The play was to block Iran and Iraq, jack up the price, just as China needed lots of oil to develop.
Round two saw Libya taken out of production. Syria also produced a bit, but blocking oil ran out of options.
Iraq was back in production, and the Kurds were selling at cut rate prices. The other Syrian terrorists were also finding markets for oil. Price was falling, so the Saudis funded ISIS, with the intent of taking it over, where the Americans would have to bomb it. The Arabians even joined in, sending planes to bomb other oil fields.
The main goal, stop ISIS from selling $3 Million a day in oil.
So who does that help? The Saudis, and the major oil companies.
The worldwide economic slowdown has reduced demand, prices are falling, other energy supplies are being developed, the Russian gas deal with China, which could take half the Chinese demand, for 40 years, as China develops it's own.
Russia has lots of reserves in the far east, very far from it's european markets, that a pipeline to China solves. Russia also has most of the Arctic to develop.
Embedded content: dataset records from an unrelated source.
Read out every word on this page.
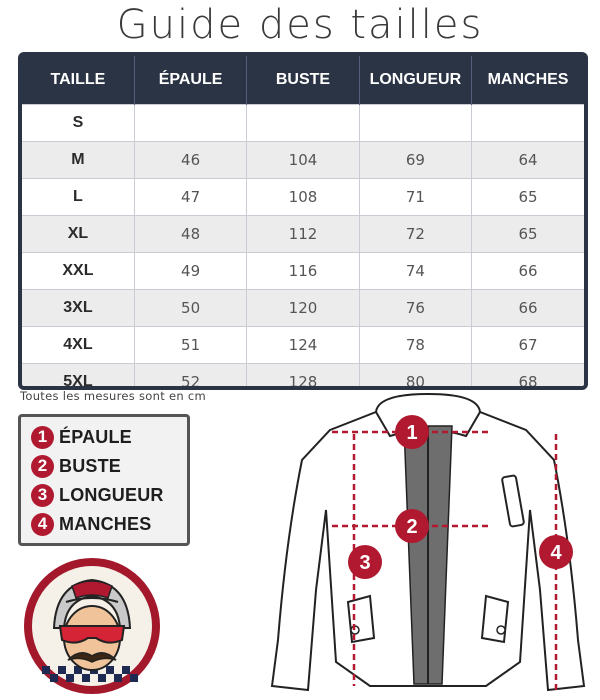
Guide des tailles
TAILLE	ÉPAULE	BUSTE	LONGUEUR	MANCHES
S				
M	46	104	69	64
L	47	108	71	65
XL	48	112	72	65
XXL	49	116	74	66
3XL	50	120	76	66
4XL	51	124	78	67
5XL	52	128	80	68
Toutes les mesures sont en cm
1 ÉPAULE
2 BUSTE
3 LONGUEUR
4 MANCHES
1
2
3	4
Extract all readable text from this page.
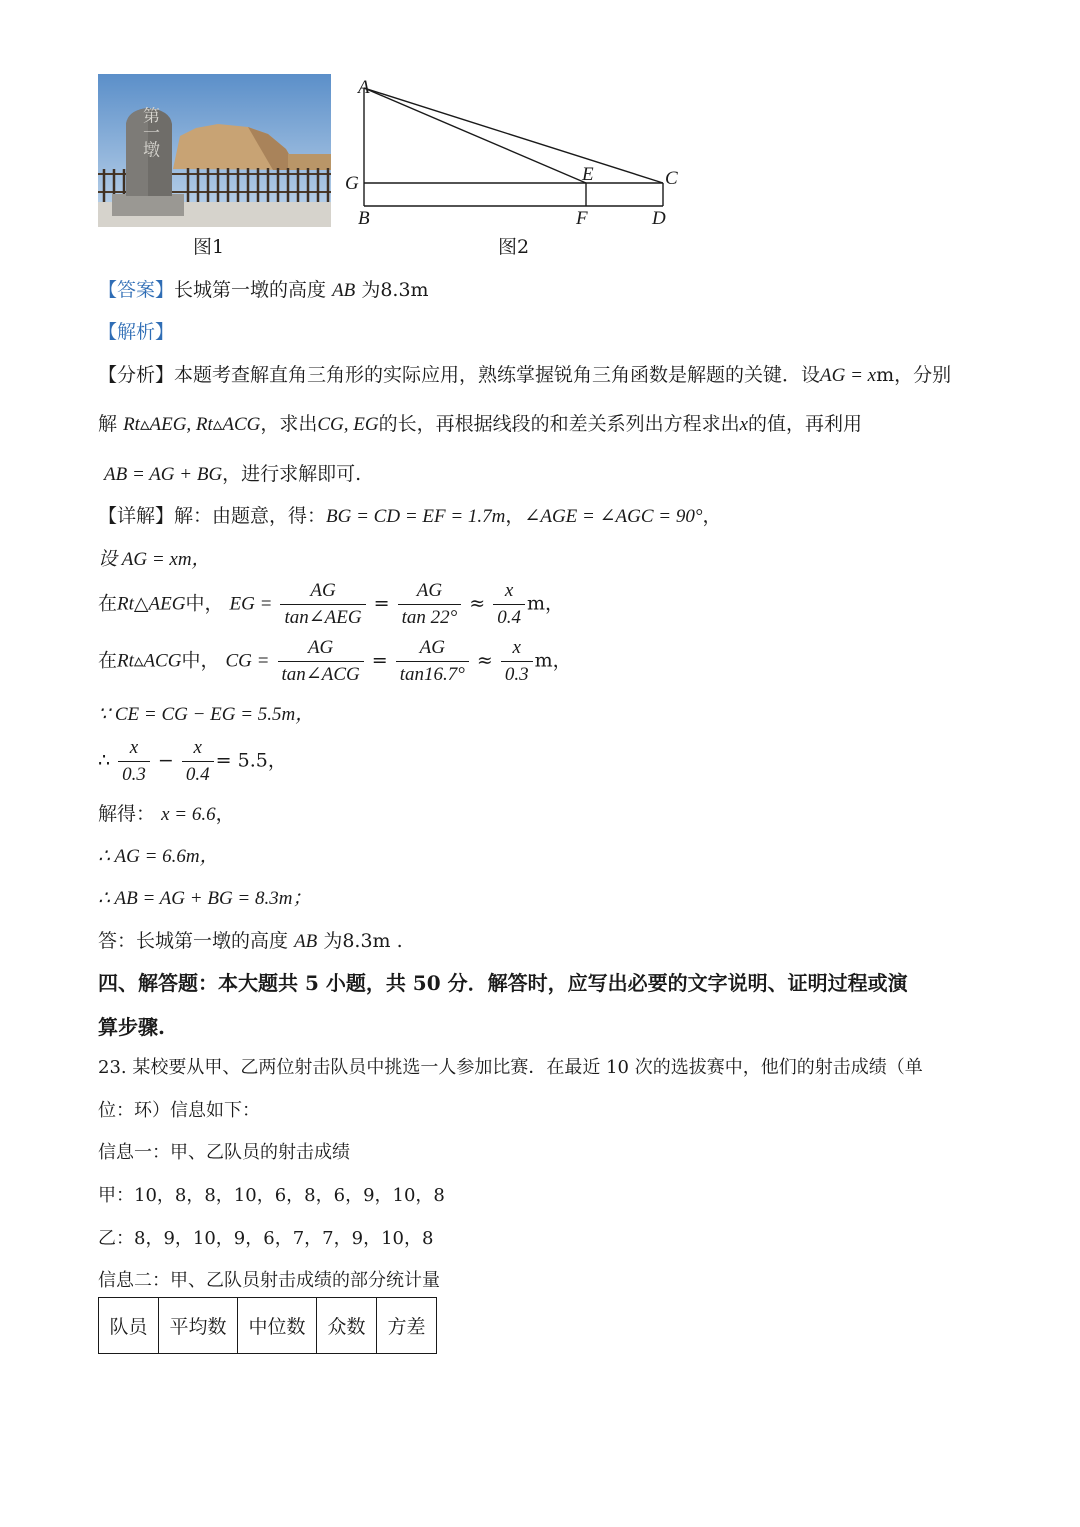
第一墩
图1
A
G
B
E
F
C
D
图2
【答案】长城第一墩的高度 AB 为8.3m
【解析】
【分析】本题考查解直角三角形的实际应用，熟练掌握锐角三角函数是解题的关键．设AG = xm，分别
解 Rt▵AEG, Rt▵ACG，求出CG, EG的长，再根据线段的和差关系列出方程求出x的值，再利用
AB = AG + BG，进行求解即可.
【详解】解：由题意，得：BG = CD = EF = 1.7m，∠AGE = ∠AGC = 90°，
设 AG = xm，
在Rt△AEG中， EG = $\frac{AG}{\text{tan∠AEG}} = \frac{AG}{\tan 22^\circ} \approx \frac{x}{0.4}$ m，
在Rt▵ACG中， CG = $\frac{AG}{\text{tan∠ACG}} = \frac{AG}{\tan 16.7^\circ} \approx \frac{x}{0.3}$ m，
∵ CE = CG − EG = 5.5m，
∴ $\frac{x}{0.3} - \frac{x}{0.4} = 5.5$，
解得： x = 6.6，
∴ AG = 6.6m，
∴ AB = AG + BG = 8.3m；
答：长城第一墩的高度 AB 为8.3m .
四、解答题：本大题共 5 小题，共 50 分．解答时，应写出必要的文字说明、证明过程或演
算步骤.
23. 某校要从甲、乙两位射击队员中挑选一人参加比赛．在最近 10 次的选拔赛中，他们的射击成绩（单
位：环）信息如下：
信息一：甲、乙队员的射击成绩
甲：10，8，8，10，6，8，6，9，10，8
乙：8，9，10，9，6，7，7，9，10，8
信息二：甲、乙队员射击成绩的部分统计量
队员	平均数	中位数	众数	方差
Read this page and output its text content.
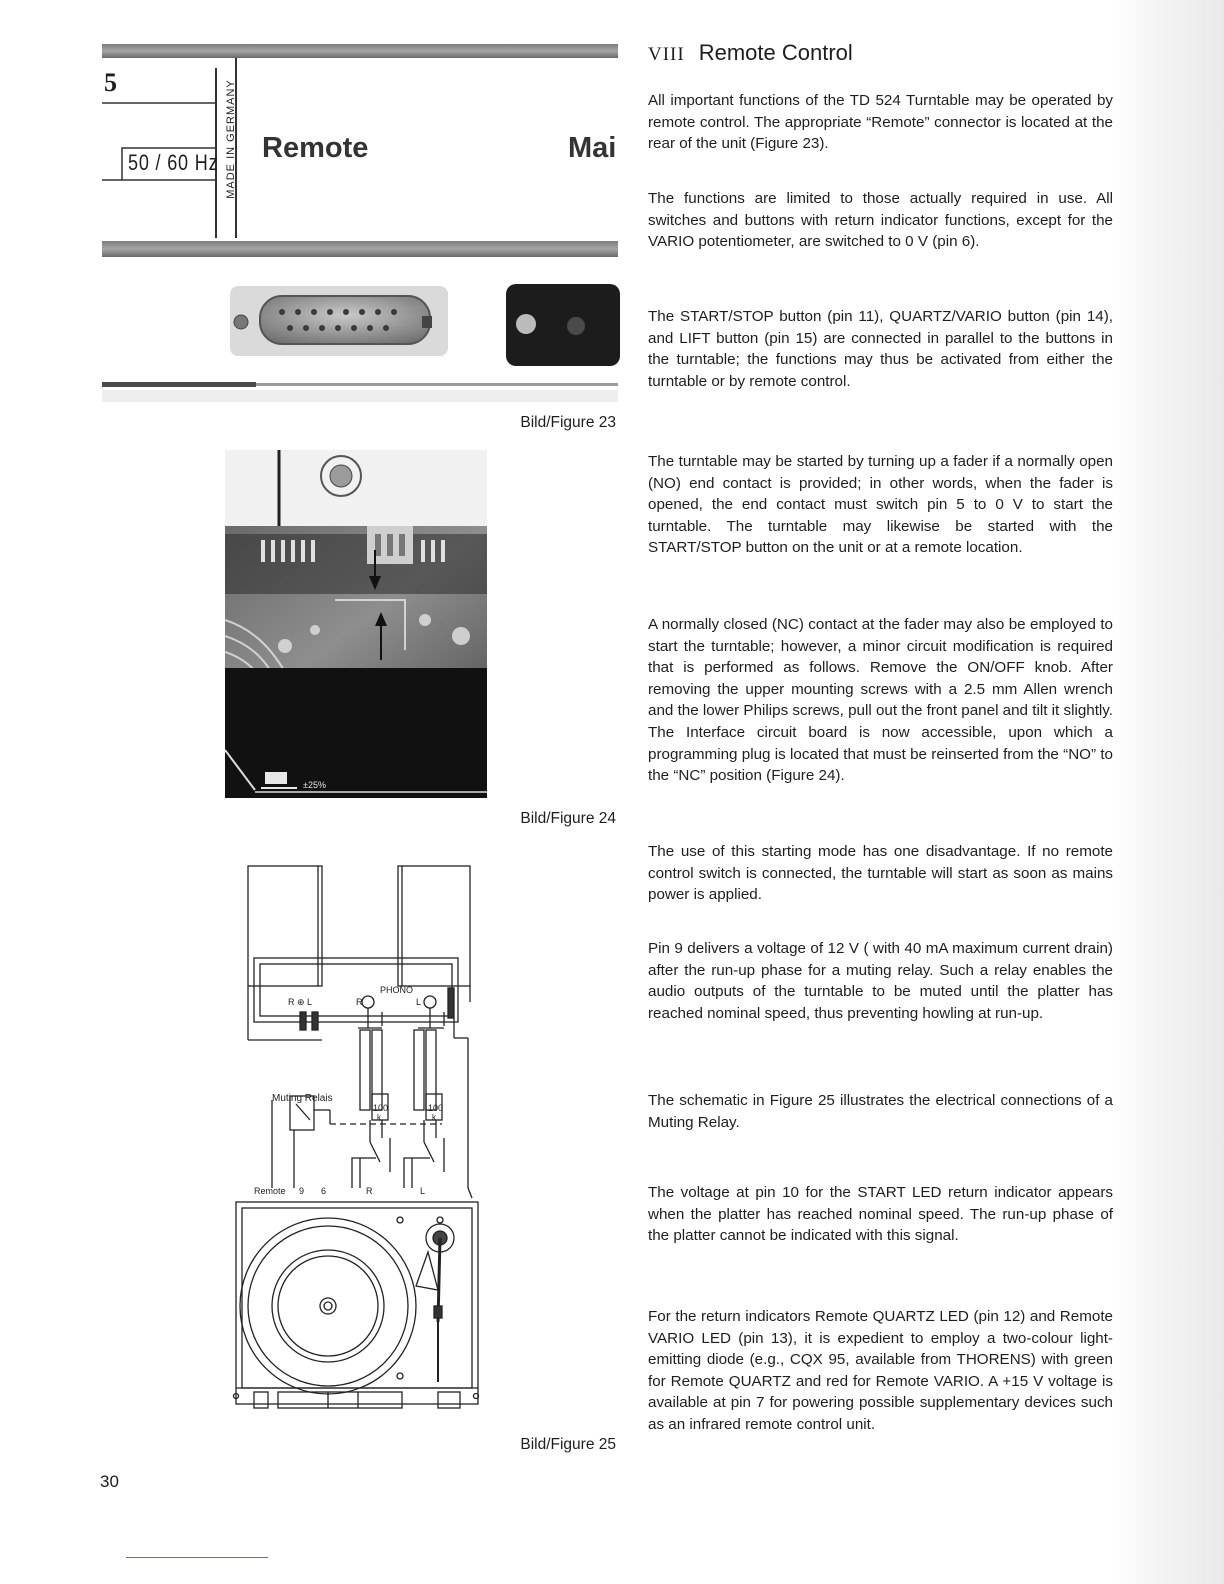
5
50 / 60 Hz MADE IN GERMANY Remote	Mai
Bild/Figure 23
±25%
Bild/Figure 24
PHONO
R ⊕ L	R	L
Muting Relais
100
k
100
k
Remote 9 6	R	L
Bild/Figure 25
VIII Remote Control
All important functions of the TD 524 Turntable may be operated by remote control. The appropriate “Remote” connector is located at the rear of the unit (Figure 23).
The functions are limited to those actually required in use. All switches and buttons with return indicator functions, except for the VARIO potentiometer, are switched to 0 V (pin 6).
The START/STOP button (pin 11), QUARTZ/VARIO button (pin 14), and LIFT button (pin 15) are connected in parallel to the buttons in the turntable; the functions may thus be activated from either the turntable or by remote control.
The turntable may be started by turning up a fader if a normally open (NO) end contact is provided; in other words, when the fader is opened, the end contact must switch pin 5 to 0 V to start the turntable. The turntable may likewise be started with the START/STOP button on the unit or at a remote location.
A normally closed (NC) contact at the fader may also be employed to start the turntable; however, a minor circuit modification is required that is performed as follows. Remove the ON/OFF knob. After removing the upper mounting screws with a 2.5 mm Allen wrench and the lower Philips screws, pull out the front panel and tilt it slightly. The Interface circuit board is now accessible, upon which a programming plug is located that must be reinserted from the “NO” to the “NC” position (Figure 24).
The use of this starting mode has one disadvantage. If no remote control switch is connected, the turntable will start as soon as mains power is applied.
Pin 9 delivers a voltage of 12 V ( with 40 mA maximum current drain) after the run-up phase for a muting relay. Such a relay enables the audio outputs of the turntable to be muted until the platter has reached nominal speed, thus preventing howling at run-up.
The schematic in Figure 25 illustrates the electrical connections of a Muting Relay.
The voltage at pin 10 for the START LED return indicator appears when the platter has reached nominal speed. The run-up phase of the platter cannot be indicated with this signal.
For the return indicators Remote QUARTZ LED (pin 12) and Remote VARIO LED (pin 13), it is expedient to employ a two-colour light-emitting diode (e.g., CQX 95, available from THORENS) with green for Remote QUARTZ and red for Remote VARIO. A +15 V voltage is available at pin 7 for powering possible supplementary devices such as an infrared remote control unit.
30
Besides that, they are proving a huge field just north of the Black Sea, and the whole sea bottom seems like a prospect that could supply the world for fifty years.
We are not running out of oil, and spilling blood to raise the price is immoral.
Assad is running out of moderate terrorists to kill, and the recent training offer, could not find 5,000.
By the best counts, he has killed over 100,000, so ISIS and the FSA are just a mop up.
The local play is arm the Kurds, while keeping ISIS in check at both ends, so they kill each other.
Then an Iran to Syria pipeline brings endless oil and gas to southern Europe.
This is all about who will get to supply markets.